With sales fueled by increased incentives including no-interest financing and cash-back offers, major U.S. automakers reported yesterday that sales shot up for the month of December but that they were down for the year.
General Motors Corp. turned in the strongest performance with a 36 percent increase in vehicle sales last month, compared with December 2001 sales figures.
"General Motors went after sales and they captured them," said Paul Taylor, an economist for the National Automobile Dealers Association. But even with a strong finish, GM reported that sales for the year were down 1 percent from 2001.
Overall, vehicle sales are expected to be down for the year, totaling about 16.8 million units, compared with 17.2 million in 2001.
Ford Motor Co. sales were up 8.2 percent for December, but off by 8.8 percent for the year. Sales at the Chrysler unit of Germany-based DaimlerChrysler AG were up 0.8 percent in December but down 3 percent for 2002.
Meanwhile Toyota Motor Corp.'s sales increased by 2 percent last month and were up 0.9 percent overall for the year.

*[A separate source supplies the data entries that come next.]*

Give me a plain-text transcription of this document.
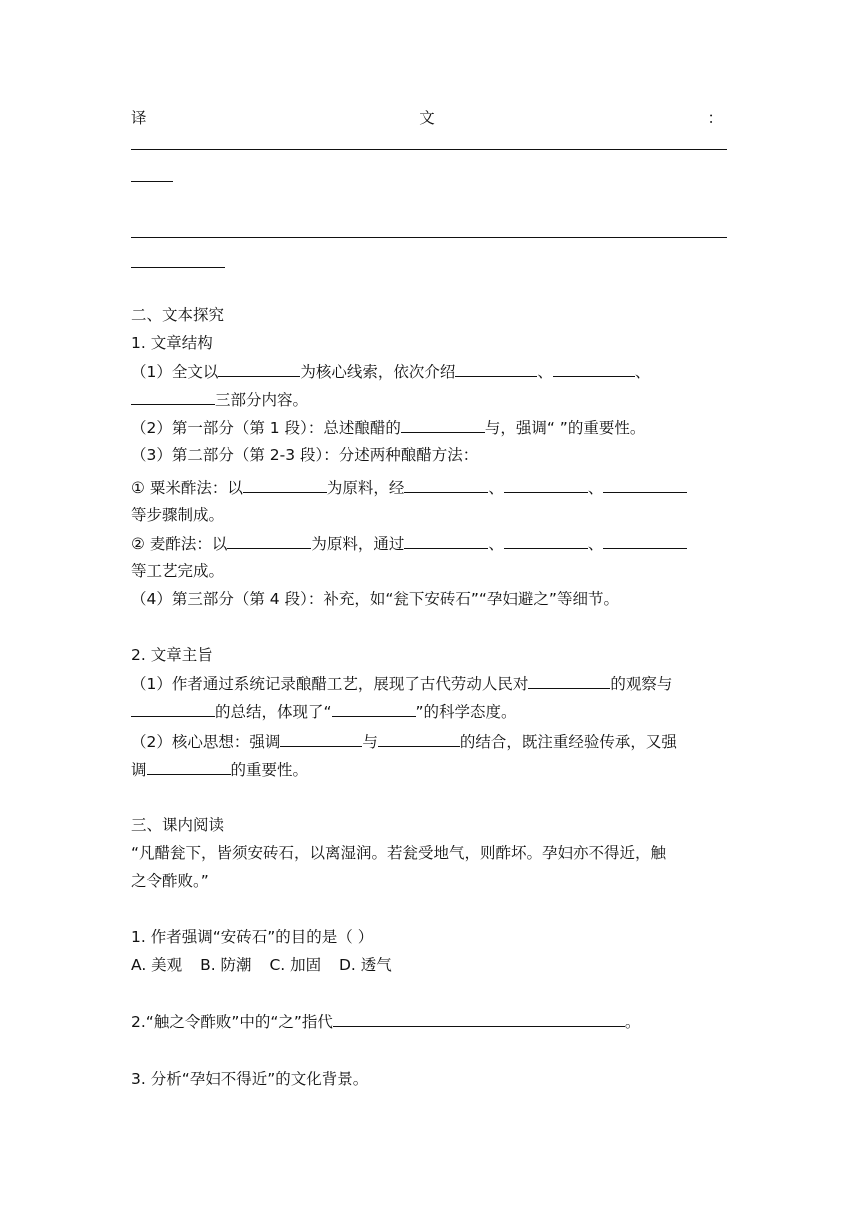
译	文	：
二、文本探究
1. 文章结构
（1）全文以	为核心线索，依次介绍	、	、
三部分内容。
（2）第一部分（第 1 段）：总述酿醋的	与，强调“ ”的重要性。
（3）第二部分（第 2-3 段）：分述两种酿醋方法：
① 粟米酢法：以	为原料，经	、	、
等步骤制成。
② 麦酢法：以	为原料，通过	、	、
等工艺完成。
（4）第三部分（第 4 段）：补充，如“瓮下安砖石”“孕妇避之”等细节。
2. 文章主旨
（1）作者通过系统记录酿醋工艺，展现了古代劳动人民对	的观察与
的总结，体现了“	”的科学态度。
（2）核心思想：强调	与	的结合，既注重经验传承，又强
调	的重要性。
三、课内阅读
“凡醋瓮下，皆须安砖石，以离湿润。若瓮受地气，则酢坏。孕妇亦不得近，触
之令酢败。”
1. 作者强调“安砖石”的目的是（ ）
A. 美观 B. 防潮 C. 加固 D. 透气
2.“触之令酢败”中的“之”指代	。
3. 分析“孕妇不得近”的文化背景。
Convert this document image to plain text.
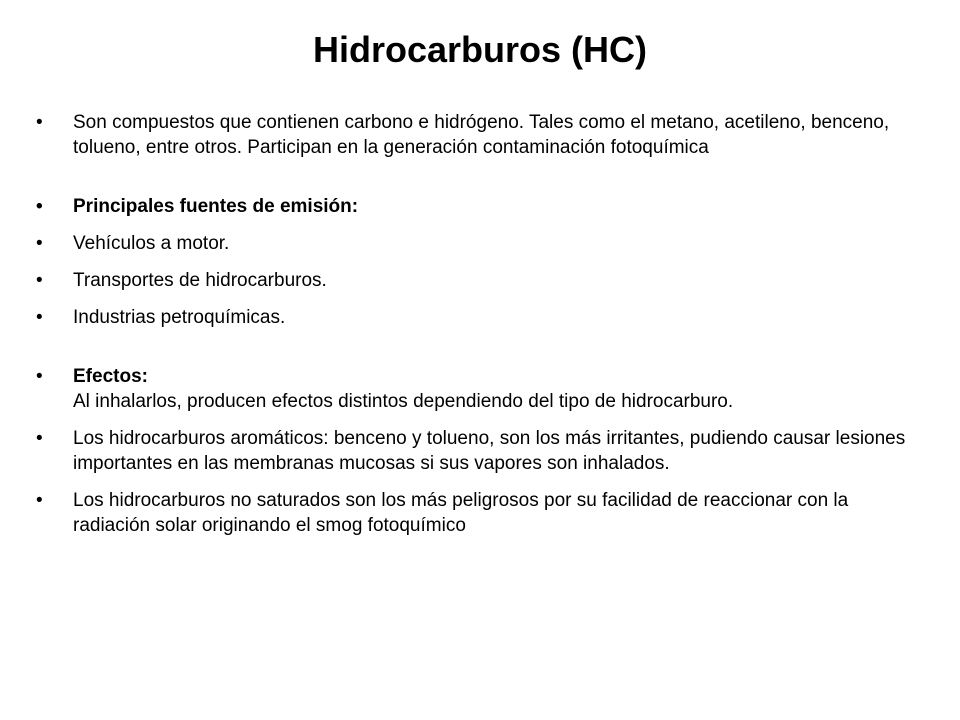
Hidrocarburos (HC)
• Son compuestos que contienen carbono e hidrógeno. Tales como el metano, acetileno, benceno, tolueno, entre otros. Participan en la generación contaminación fotoquímica
• Principales fuentes de emisión:
• Vehículos a motor.
• Transportes de hidrocarburos.
• Industrias petroquímicas.
• Efectos:
Al inhalarlos, producen efectos distintos dependiendo del tipo de hidrocarburo.
• Los hidrocarburos aromáticos: benceno y tolueno, son los más irritantes, pudiendo causar lesiones importantes en las membranas mucosas si sus vapores son inhalados.
• Los hidrocarburos no saturados son los más peligrosos por su facilidad de reaccionar con la radiación solar originando el smog fotoquímico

The December gains followed a couple of months of slow sales as consumers bided their time waiting for automakers to enhance the incentives that have become almost routine by now. "While it was a great month, it was an incentive-driven sales increase," said Jeff Schuster, director of North American forecasting for J.D. Power and Associates. "Consumers are willing to play the waiting game now."
That meant consumers held back even when manufacturers were offering interest-free financing for three years or cash rebates to buyers. Many of those who waited were able to arrange no-interest financing for five years. And, in the case of GM, the company also threw in a small cash sweetener on some vehicles, Schuster said.
Although some manufacturers may try to reduce incentives on some of their better-selling models during the year ahead, no one expects to see the end of incentives. GM, for example, cut incentives for some models yesterday but offered a new round of rebates on others.
Because of the continuing battle for market share -- or to prevent the erosion of market share -- the incentives are likely to continue, analysts said. And even though many buyers have bought a car within the past several years, consumption may continue at high levels, said Taylor of the dealers association. Consumers may be getting accustomed to buying cars more frequently than before, he said.
At 16.8 million units, 2002 would be the fourth-best year on record for vehicle sales.
The all-time best performance was in 2000, when 17.35 million vehicles were sold. In 1999, the number was 16.9 million, which beat the previous record of 16 million in 1986. "When you put the four years together, it's an extraordinary performance," Taylor said.